What the App Does

Our application allows users to draw or input a custom star pattern on a canvas, which the system then compares against a database of known constellations. Based on the spatial structure and connections between the stars, the app uses machine learning to identify and return the closest-matching real-world constellation.

This helps users explore and learn about astronomy in an engaging, interactive way that nurtures curiosity and interest in the night sky.

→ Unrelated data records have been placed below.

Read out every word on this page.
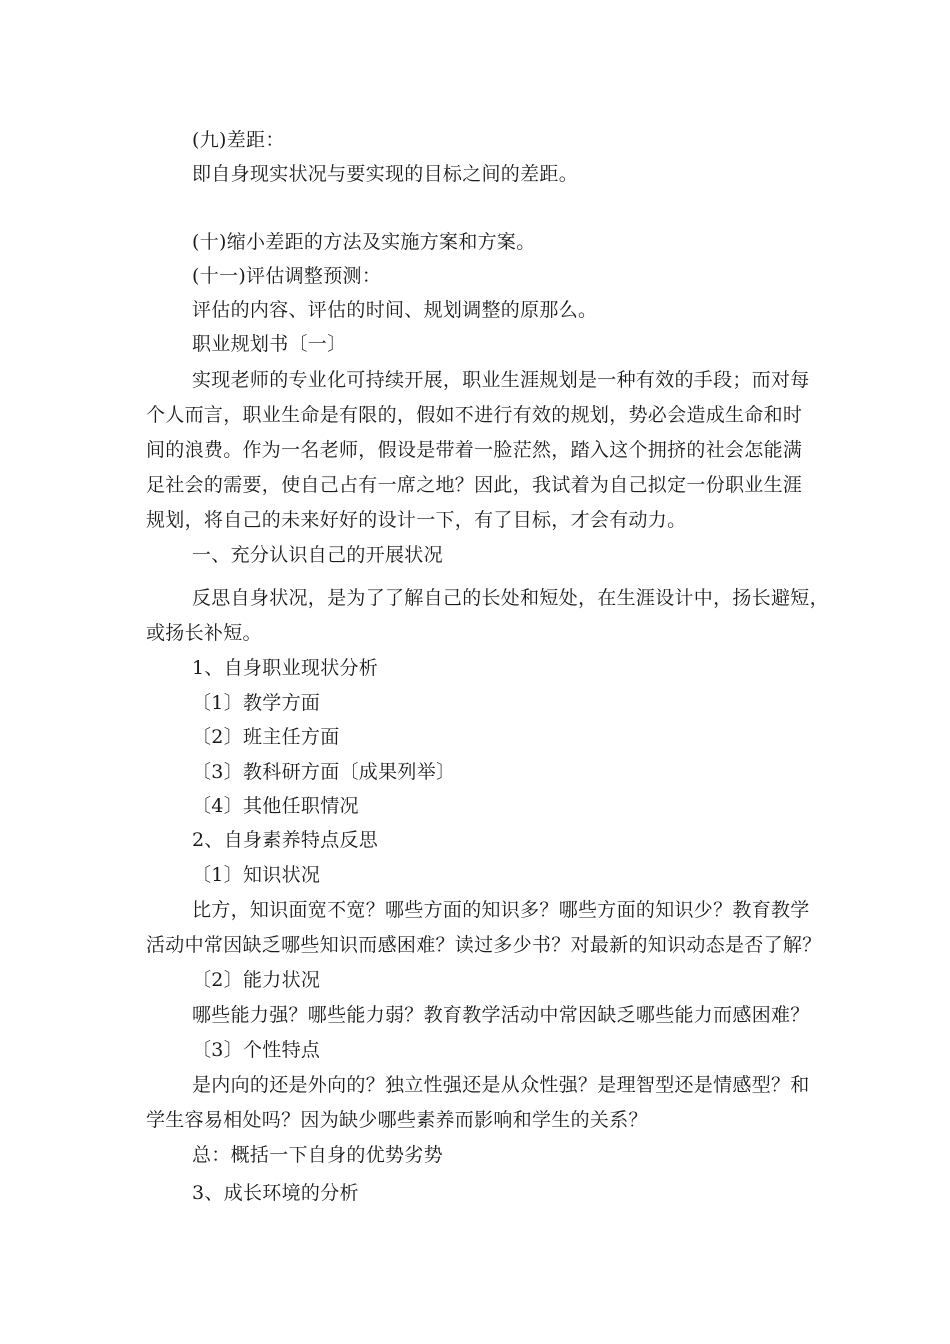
(九)差距：
即自身现实状况与要实现的目标之间的差距。
(十)缩小差距的方法及实施方案和方案。
(十一)评估调整预测：
评估的内容、评估的时间、规划调整的原那么。
职业规划书〔一〕
实现老师的专业化可持续开展，职业生涯规划是一种有效的手段；而对每
个人而言，职业生命是有限的，假如不进行有效的规划，势必会造成生命和时
间的浪费。作为一名老师，假设是带着一脸茫然，踏入这个拥挤的社会怎能满
足社会的需要，使自己占有一席之地？因此，我试着为自己拟定一份职业生涯
规划，将自己的未来好好的设计一下，有了目标，才会有动力。
一、充分认识自己的开展状况
反思自身状况，是为了了解自己的长处和短处，在生涯设计中，扬长避短，
或扬长补短。
1、自身职业现状分析
〔1〕教学方面
〔2〕班主任方面
〔3〕教科研方面〔成果列举〕
〔4〕其他任职情况
2、自身素养特点反思
〔1〕知识状况
比方，知识面宽不宽？哪些方面的知识多？哪些方面的知识少？教育教学
活动中常因缺乏哪些知识而感困难？读过多少书？对最新的知识动态是否了解？
〔2〕能力状况
哪些能力强？哪些能力弱？教育教学活动中常因缺乏哪些能力而感困难？
〔3〕个性特点
是内向的还是外向的？独立性强还是从众性强？是理智型还是情感型？和
学生容易相处吗？因为缺少哪些素养而影响和学生的关系？
总：概括一下自身的优势劣势
3、成长环境的分析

How the ML Model Was Developed and Trained

We used a Random Forest Classifier for identifying constellations based on star coordinate patterns.

Data Preparation

  • Defined major constellations using realistic star positions (normalized to a [0, 1] range) and connection indices.
  • Generated 500 augmented versions of each constellation using:
    • Random translations
    • Rotations
    • Scaling
    • Slight jitter
  • These augmentations simulate real-world variability while preserving the original structure.

Feature Engineering

To convert constellations into model-friendly input:

  • Flattened the star coordinates into a single list:
    [x₀, y₀, x₁, y₁, ...]
  • Calculated distances between connected stars to capture geometric relationships.
  • Both coordinates and distances were padded or truncated to fixed lengths.
  • Final feature vector = [flattened coordinates] + [distances], labeled with the true constellation name.

Model Training

  • Used RandomForestClassifier from scikit-learn.
  • Data split 80/20 for training and testing.
  • Model learned to identify spatial and structural patterns in the constellation vectors.
  • Saved the trained model and label encoder using pickle for real-time inference in the app.

How It Integrates into the App

The frontend provides a drawing canvas where users place stars and connect them.

When the user submits a pattern:

  • Frontend sends a JSON payload to the backend with:

    • List of coordinates: [[x1, y1], [x2, y2], ...]
    • List of edges/connections: [[0, 1], [1, 2], ...]
    • Input normalization
  • Backend performs:

    • Feature extraction
    • Classification using the trained model
    • Returns the predicted constellation and its details

The Problem It Solves and Our Approach

Most astronomy education tools are passive or require precise inputs, which can limit engagement—especially for beginners.

Our goal was to create an intuitive, hands-on way to recognize constellations from user-drawn patterns, even if they’re rough or imprecise.

By allowing users to sketch freely, the app taps into natural curiosity and helps nurture a genuine interest in astronomy through active exploration.

We approached this by:

  • Generating a large, augmented training dataset based on real constellations
  • Using shape-aware feature engineering to preserve geometric relationships
  • Training a Random Forest Classifier to detect constellation patterns
  • Building a responsive interface that balances user freedom with ML-powered structure recognition

The result is an engaging, educational constellation matcher that makes learning about the night sky both accessible and enjoyable.